Packing plant companies’ actions hurt farmers and workers

Small Towns

Gladys Godinez contributed to this story.

The Center for Rural Affairs is committed to helping our local business partners cope with the economic impact of COVID-19. It’s part of our mission to build prosperous, healthy, and inclusive communities. And, it’s the right thing to do.

Long an important part of rural communities, scrutiny on meatpacking plant companies has intensified as a result of the coronavirus pandemic.

With the closure of some plants in response to the virus has come a new awareness and shock of what can happen to our meat supply. Many are left asking, “Why has our meat supply chain proven to be so vulnerable?”

The unchecked power of the packing plant companies plays a key role.

Farmers and ranchers who make their living raising animals—cattle, hogs, and poultry—have been at the mercy of the packing companies for years. As they have vertically integrated, the companies have ensured that all the production risk of raising livestock and poultry sat squarely on the shoulders of the farmers and ranchers, who often take on hundreds of thousands of dollars of debt to build the facilities needed to raise animals under contract. That debt is difficult to pay off, but for many farmers, the restrictive animal production contracts are the only way they can stay on the family farm.

The current system, however, leaves no room for resiliency. When several packing plants temporarily closed after severe COVID-19 outbreaks, the market was thrown off balance. For independent producers, market prices fell sharply as slaughter capacity tightened. Others worried how to manage animals that were ready to move to market.

Farmers and ranchers weren’t the only ones who feared for their livelihoods and faced tough decisions. Many packing plant workers also had to choose between their livelihoods or their lives, as the packing plants took almost no precautions to protect employees from contracting the coronavirus while at work, which allowed the virus to spread unchecked.

Disassembling animals is hard, physical, smelly labor, and wages for it are low. Yet, for thousands of immigrants it has offered opportunity—many a shrinking rural community has rebounded from the energy and presence of new immigrants employed at packing plants.

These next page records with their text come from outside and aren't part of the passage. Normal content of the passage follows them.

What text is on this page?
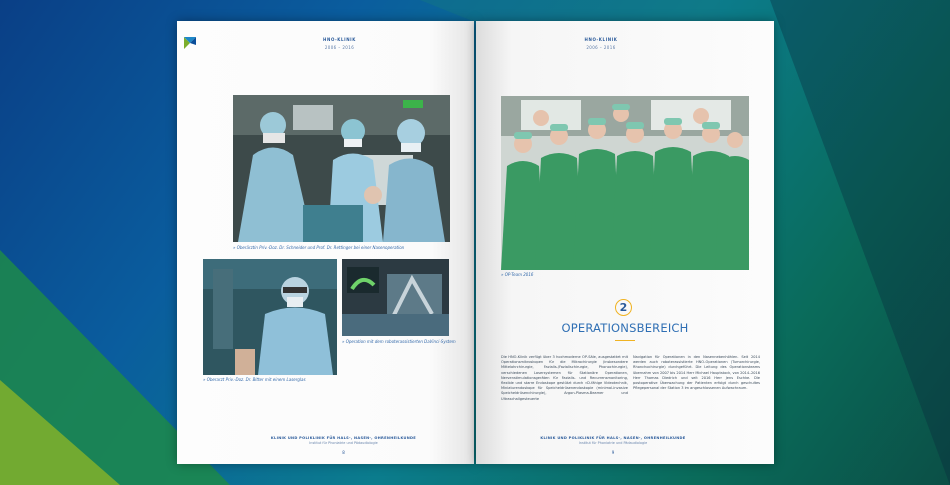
HNO-KLINIK
2006 – 2016
» Oberärztin Priv.-Doz. Dr. Schneider und Prof. Dr. Rettinger bei einer Nasenoperation
» Oberarzt Priv.-Doz. Dr. Bitter mit einem Laserglas
» Operation mit dem roboterassistierten DaVinci-System
KLINIK UND POLIKLINIK FÜR HALS-, NASEN-, OHRENHEILKUNDE
Institut für Phoniatrie und Pädaudiologie
8
HNO-KLINIK
2006 – 2016
» OP-Team 2016
2
OPERATIONSBEREICH
Die HNO-Klinik verfügt über 3 hochmoderne OP-Säle, ausgestattet mit Operationsmikroskopen für die Mikrochirurgie (insbesondere Mittelohrchirurgie, Fazialis-/Fazialischirurgie, Phonochirurgie), verschiedenen Lasersystemen für Stationäre Operationen, Nervenstimulationsgeräten für Fazialis- und Recurrensmonitoring, flexible und starre Endoskope gestützt durch »D-fähige Videotechnik, Miniaturendoskope für Speicheldrüsenendoskopie (minimal-invasive Speicheldrüsenchirurgie), Argon-Plasma-Beamer und Ultraschallgesteuerte
Navigation für Operationen in den Nasennebenhöhlen. Seit 2014 werden auch roboterassistierte HNO-Operationen (Tumorchirurgie, Rhonchochirurgie) durchgeführt. Die Leitung des Operationsteams übernahm von 2007 bis 2014 Herr Michael Hauptstock, von 2014–2016 Herr Thomas Diedrich und seit 2016 Herr Jens Eschke. Die postoperative Überwachung der Patienten erfolgt durch geschultes Pflegepersonal der Station 3 im angeschlossenen Aufwachraum.
KLINIK UND POLIKLINIK FÜR HALS-, NASEN-, OHRENHEILKUNDE
Institut für Phoniatrie und Pädaudiologie
9
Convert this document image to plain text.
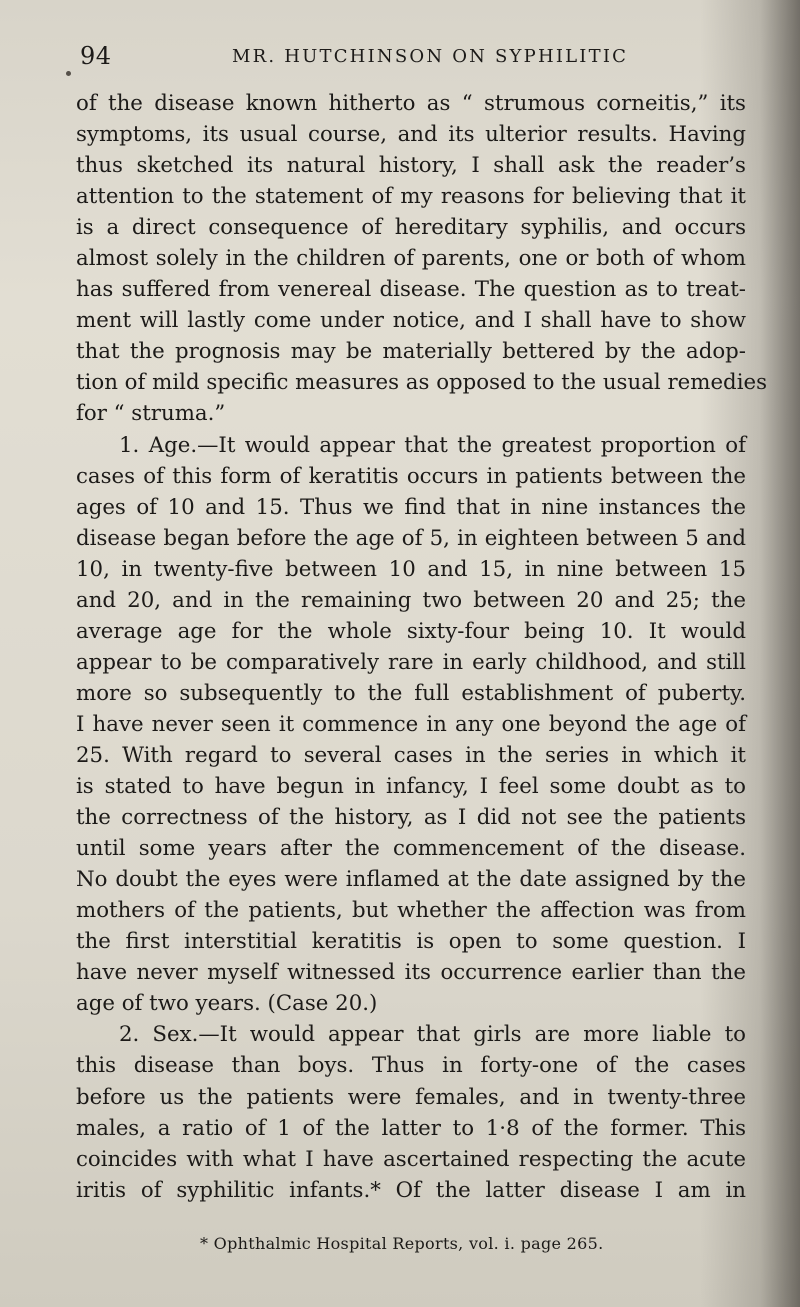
94	MR. HUTCHINSON ON SYPHILITIC
of the disease known hitherto as “ strumous corneitis,” its
symptoms, its usual course, and its ulterior results. Having
thus sketched its natural history, I shall ask the reader’s
attention to the statement of my reasons for believing that it
is a direct consequence of hereditary syphilis, and occurs
almost solely in the children of parents, one or both of whom
has suffered from venereal disease. The question as to treat-
ment will lastly come under notice, and I shall have to show
that the prognosis may be materially bettered by the adop-
tion of mild specific measures as opposed to the usual remedies
for “ struma.”
1. Age.—It would appear that the greatest proportion of
cases of this form of keratitis occurs in patients between the
ages of 10 and 15. Thus we find that in nine instances the
disease began before the age of 5, in eighteen between 5 and
10, in twenty-five between 10 and 15, in nine between 15
and 20, and in the remaining two between 20 and 25; the
average age for the whole sixty-four being 10. It would
appear to be comparatively rare in early childhood, and still
more so subsequently to the full establishment of puberty.
I have never seen it commence in any one beyond the age of
25. With regard to several cases in the series in which it
is stated to have begun in infancy, I feel some doubt as to
the correctness of the history, as I did not see the patients
until some years after the commencement of the disease.
No doubt the eyes were inflamed at the date assigned by the
mothers of the patients, but whether the affection was from
the first interstitial keratitis is open to some question. I
have never myself witnessed its occurrence earlier than the
age of two years. (Case 20.)
2. Sex.—It would appear that girls are more liable to
this disease than boys. Thus in forty-one of the cases
before us the patients were females, and in twenty-three
males, a ratio of 1 of the latter to 1·8 of the former. This
coincides with what I have ascertained respecting the acute
iritis of syphilitic infants.* Of the latter disease I am in
* Ophthalmic Hospital Reports, vol. i. page 265.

However, when the coronavirus arrived, the packing companies gave the health of their workers even less regard than they give to the farmers who supply the animals. As the number of plant workers testing positive for COVID-19 skyrocketed and plant closures spread, the companies have dragged their feet to implement safety measures. Moreover, the federal government has released safety recommendations that plants can use to protect workers, but has not made them mandatory, so conditions vary from plant to plant.

The toll of continued inaction from packing plant owners and the sickness and death of family members has brought deep distress and grief to the communities of packing plant workers.

We are struck that despite their different circumstances, both packing plant workers and farmers are both at the whim of the same forces—meatpackers with too much power. For both farmers and plant workers, we must continue the fight to bring meaningful anticompetitive oversight and worker protections to the industry.